Today is a special edition of the series Pop Songs: Explained. Now given that I’m currently visiting Georgia I figure I should do something different to commemorate the occasion. What better way to do that than by explaining the song “The Devil Went Down to Georgia”, I mean the state is in the song title!

I’d hardly call this the best devil battle ever, my personal favorite is Tenacious D, but let’s focus on the song at hand. Now I have several problems with this song. First and foremost, who the hell bets their soul against a gold fiddle. I know it looks cool and all, but seriously, gold is not an optimal material for acoustics. You’ll find that wood is superior to gold in terms of general sound quality, unless of course you’re talking about speakers, in which case I would argue that gold is a far superior material for your sound system than wood, seeing as how wood is a terrible conductor. Now I don’t care how much you want that fiddle, don’t waste your soul trying to get it, souls are a highly valued commodity, don’t go for the first cool thing you see. Shop around, you could at least get some sweet headphones if you really tried.

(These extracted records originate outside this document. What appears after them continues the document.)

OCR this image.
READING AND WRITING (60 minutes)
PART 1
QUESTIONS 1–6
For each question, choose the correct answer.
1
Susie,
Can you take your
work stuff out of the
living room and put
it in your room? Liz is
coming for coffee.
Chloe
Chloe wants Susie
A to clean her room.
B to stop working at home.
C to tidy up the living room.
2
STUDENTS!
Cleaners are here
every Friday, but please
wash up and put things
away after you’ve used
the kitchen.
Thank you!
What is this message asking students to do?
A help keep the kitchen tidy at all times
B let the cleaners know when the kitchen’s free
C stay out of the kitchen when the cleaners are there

In terms of meaning this song is pretty self-explanatory. Some idiot named Johnny agrees to a bet with the devil, in the worst business deal ever struck. After a few bars, what do you know, Johnny won, who would’ve guessed. I think that is a travesty. First off that Johnny kid is clearly over-powered. Charlie Daniels hardly did a good job of making it a fair fight, which is just boring. There’s no challenge, no intrigue, no sabotage, no mid-movie slump. Secondly, why doesn’t the devil win? He always loses, plus how is Johnny going to learn not to bet his soul if he is always winning? Now he’s just going to be some arrogant asshole who’s always going around showing off, thinking he’s untouchable, because he beat the devil, like that’s something to be proud of. Thanks Charlie Daniels!

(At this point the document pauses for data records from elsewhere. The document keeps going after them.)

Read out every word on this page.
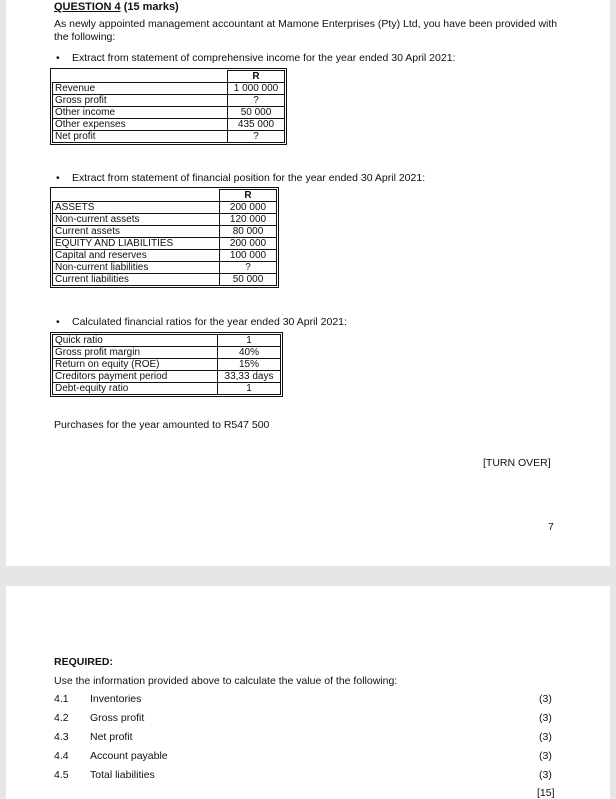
QUESTION 4 (15 marks)
As newly appointed management accountant at Mamone Enterprises (Pty) Ltd, you have been provided with the following:
• Extract from statement of comprehensive income for the year ended 30 April 2021:
	R
Revenue	1 000 000
Gross profit	?
Other income	50 000
Other expenses	435 000
Net profit	?
• Extract from statement of financial position for the year ended 30 April 2021:
	R
ASSETS	200 000
Non-current assets	120 000
Current assets	80 000
EQUITY AND LIABILITIES	200 000
Capital and reserves	100 000
Non-current liabilities	?
Current liabilities	50 000
• Calculated financial ratios for the year ended 30 April 2021:
Quick ratio	1
Gross profit margin	40%
Return on equity (ROE)	15%
Creditors payment period	33,33 days
Debt-equity ratio	1
Purchases for the year amounted to R547 500
[TURN OVER]
7
REQUIRED:
Use the information provided above to calculate the value of the following:
4.1 Inventories	(3)
4.2 Gross profit	(3)
4.3 Net profit	(3)
4.4 Account payable	(3)
4.5 Total liabilities	(3)
[15]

Well the secret story for this one is tricky to see, but once you get it, it’s clear as day. Now you know that devil guy I was talking about? You were probably thinking of that horned guy who runs around stealing souls and wrecking havoc. No, the term devil is used more accurately to describe evil or bad deeds. In this instance the devil represents Jonny’s terrible gambling problem. You see Johnny is addicted to gambling, and every so often he must fight off the urge to gamble. At this point all Johnny has left is his crappy fiddle. Now if Johnny loses, and succumbs to his gambling addiction he will lose what little he has left. Instead he fights for what he has left: the fiddle. To Johnny, the fiddle is made of gold because it is more valuable than anything in the world, because it has kept him alive. In reality the fiddle represents Johnny’s will and determination. You see Johnny takes the devil’s bet because he has to, he is forced to, he must constantly fight his addiction to stay alive.